L’AVIS DES MEMBRES DANS LE DOSSIER 453144-04-1111
[33] Le membre issu des associations syndicales est d’avis de rejeter la requête de l’employeur. Il estime qu’en l’absence d’un formulaire d’assignation temporaire d’un travail dûment complété par le médecin qui a charge de la travailleuse, cette dernière n’avait pas à effectuer l’assignation temporaire. En conséquence, la CSST ne pouvait pas suspendre l’indemnité de remplacement du revenu.

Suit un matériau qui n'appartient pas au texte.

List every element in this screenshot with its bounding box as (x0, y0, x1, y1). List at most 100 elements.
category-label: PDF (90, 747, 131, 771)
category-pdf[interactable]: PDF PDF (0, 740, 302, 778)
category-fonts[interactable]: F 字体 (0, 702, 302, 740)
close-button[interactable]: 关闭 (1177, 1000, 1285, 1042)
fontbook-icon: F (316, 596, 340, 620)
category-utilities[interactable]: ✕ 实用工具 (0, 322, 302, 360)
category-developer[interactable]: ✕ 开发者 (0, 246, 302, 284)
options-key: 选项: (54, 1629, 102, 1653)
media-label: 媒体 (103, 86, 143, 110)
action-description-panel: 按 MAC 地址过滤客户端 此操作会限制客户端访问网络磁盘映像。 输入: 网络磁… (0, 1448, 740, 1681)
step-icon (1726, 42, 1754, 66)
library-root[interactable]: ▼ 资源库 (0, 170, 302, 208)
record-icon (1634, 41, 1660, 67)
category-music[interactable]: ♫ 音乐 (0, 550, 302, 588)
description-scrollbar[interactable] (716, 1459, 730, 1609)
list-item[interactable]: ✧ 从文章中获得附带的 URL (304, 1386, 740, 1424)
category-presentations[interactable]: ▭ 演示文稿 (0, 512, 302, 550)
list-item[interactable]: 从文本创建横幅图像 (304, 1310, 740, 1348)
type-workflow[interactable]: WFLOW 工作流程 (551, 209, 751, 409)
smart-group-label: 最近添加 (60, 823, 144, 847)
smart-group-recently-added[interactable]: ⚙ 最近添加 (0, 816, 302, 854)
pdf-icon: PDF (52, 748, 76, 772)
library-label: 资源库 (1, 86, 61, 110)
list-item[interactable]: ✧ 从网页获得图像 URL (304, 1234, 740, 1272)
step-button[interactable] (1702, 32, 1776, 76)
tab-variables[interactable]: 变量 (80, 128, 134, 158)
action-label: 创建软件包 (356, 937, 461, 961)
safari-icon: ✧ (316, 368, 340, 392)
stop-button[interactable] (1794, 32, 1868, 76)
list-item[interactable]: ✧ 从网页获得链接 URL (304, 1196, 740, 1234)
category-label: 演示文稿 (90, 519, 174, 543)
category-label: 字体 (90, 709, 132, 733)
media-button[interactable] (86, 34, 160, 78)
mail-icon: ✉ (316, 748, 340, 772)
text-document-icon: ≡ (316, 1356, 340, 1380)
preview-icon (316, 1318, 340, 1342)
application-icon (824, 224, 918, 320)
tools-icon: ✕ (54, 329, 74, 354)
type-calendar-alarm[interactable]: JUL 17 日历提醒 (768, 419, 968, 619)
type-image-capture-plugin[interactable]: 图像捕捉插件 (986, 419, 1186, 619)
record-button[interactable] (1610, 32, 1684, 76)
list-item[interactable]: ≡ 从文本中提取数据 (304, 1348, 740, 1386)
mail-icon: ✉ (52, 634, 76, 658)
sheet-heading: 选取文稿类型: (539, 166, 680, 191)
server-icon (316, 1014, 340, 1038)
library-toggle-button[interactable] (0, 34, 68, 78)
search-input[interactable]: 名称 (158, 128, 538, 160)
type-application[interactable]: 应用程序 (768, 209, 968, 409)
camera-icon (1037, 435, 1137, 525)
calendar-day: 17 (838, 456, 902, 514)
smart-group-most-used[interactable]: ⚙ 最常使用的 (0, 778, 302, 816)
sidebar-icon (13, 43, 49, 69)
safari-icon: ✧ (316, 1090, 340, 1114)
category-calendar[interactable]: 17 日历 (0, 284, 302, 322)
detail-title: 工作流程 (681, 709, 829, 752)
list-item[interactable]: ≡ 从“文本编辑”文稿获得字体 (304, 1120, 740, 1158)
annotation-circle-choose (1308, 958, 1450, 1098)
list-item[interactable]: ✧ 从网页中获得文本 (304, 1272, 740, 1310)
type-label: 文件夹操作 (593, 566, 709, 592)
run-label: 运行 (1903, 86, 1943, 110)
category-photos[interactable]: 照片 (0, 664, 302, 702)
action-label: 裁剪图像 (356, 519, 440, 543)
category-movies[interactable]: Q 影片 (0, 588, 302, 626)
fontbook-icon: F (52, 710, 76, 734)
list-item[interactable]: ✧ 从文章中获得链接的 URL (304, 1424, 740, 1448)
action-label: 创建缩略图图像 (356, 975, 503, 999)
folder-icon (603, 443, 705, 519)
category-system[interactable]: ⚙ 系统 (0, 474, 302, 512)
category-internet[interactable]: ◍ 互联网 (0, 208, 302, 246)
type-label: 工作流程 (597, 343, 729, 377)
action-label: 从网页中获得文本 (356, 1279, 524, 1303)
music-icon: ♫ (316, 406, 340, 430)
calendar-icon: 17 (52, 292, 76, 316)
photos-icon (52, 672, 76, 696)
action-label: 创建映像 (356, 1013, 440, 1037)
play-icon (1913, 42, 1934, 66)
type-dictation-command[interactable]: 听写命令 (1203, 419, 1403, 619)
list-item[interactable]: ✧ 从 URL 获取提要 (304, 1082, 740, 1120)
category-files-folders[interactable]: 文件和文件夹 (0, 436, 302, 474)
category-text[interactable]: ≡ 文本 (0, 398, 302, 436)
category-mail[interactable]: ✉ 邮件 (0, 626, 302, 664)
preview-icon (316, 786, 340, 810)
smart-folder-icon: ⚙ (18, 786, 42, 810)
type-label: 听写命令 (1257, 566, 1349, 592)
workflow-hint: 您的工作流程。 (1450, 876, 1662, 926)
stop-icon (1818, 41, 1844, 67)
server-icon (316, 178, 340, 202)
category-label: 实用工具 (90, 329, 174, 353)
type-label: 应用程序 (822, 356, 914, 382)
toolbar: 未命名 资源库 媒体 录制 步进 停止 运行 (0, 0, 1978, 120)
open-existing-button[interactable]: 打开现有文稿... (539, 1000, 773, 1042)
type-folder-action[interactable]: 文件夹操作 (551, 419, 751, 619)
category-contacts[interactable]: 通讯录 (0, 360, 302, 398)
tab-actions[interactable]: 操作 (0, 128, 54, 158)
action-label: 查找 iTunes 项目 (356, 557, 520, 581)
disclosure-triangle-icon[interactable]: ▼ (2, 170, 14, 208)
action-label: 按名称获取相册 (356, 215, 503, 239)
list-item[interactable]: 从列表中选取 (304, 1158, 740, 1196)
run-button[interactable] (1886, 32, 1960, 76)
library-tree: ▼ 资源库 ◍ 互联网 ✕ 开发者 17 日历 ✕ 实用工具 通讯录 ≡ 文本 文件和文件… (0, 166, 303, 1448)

[34] Le membre issu des associations d’employeurs ne partage pas cet avis et estime que le versement de l’indemnité de remplacement du revenu devait être suspendu à compter du 13 juin 2011. À son avis, il appert clairement du rapport médical CSST du 10 juin 2011 que le médecin qui a charge de la travailleuse a reconduit l’autorisation de l’assignation temporaire, aux mêmes conditions. D’ailleurs, la travailleuse l’a confirmé à la CSST le jour même et elle s’est présentée au travail le 13 juin 211 pour exécuter les travaux légers. Dans la mesure où les dispositions de la loi sont respectées, l’absence d’un formulaire d’assignation temporaire d’un travail ne justifie pas l’omission d’exécuter les tâches autorisées par le médecin. Enfin, le membre issu des associations d’employeurs est d’avis que ce n’est pas parce que l’assignation temporaire ne plaît pas à la travailleuse que cette assignation ne respecte pas l’objectif de la loi.
LES MOTIFS DE LA DÉCISION
[35] Dans le dossier 453144, la Commission des lésions professionnelles doit décider si la CSST devait suspendre le versement de l’indemnité de remplacement du revenu due à la travailleuse à compter du 13 juin 2011.
[36] Dans le dossier 462478, le tribunal doit décider si l’employeur a droit à un transfert du coût de l’indemnité de remplacement du revenu pour la période du 13 juin au 5 juillet 2011.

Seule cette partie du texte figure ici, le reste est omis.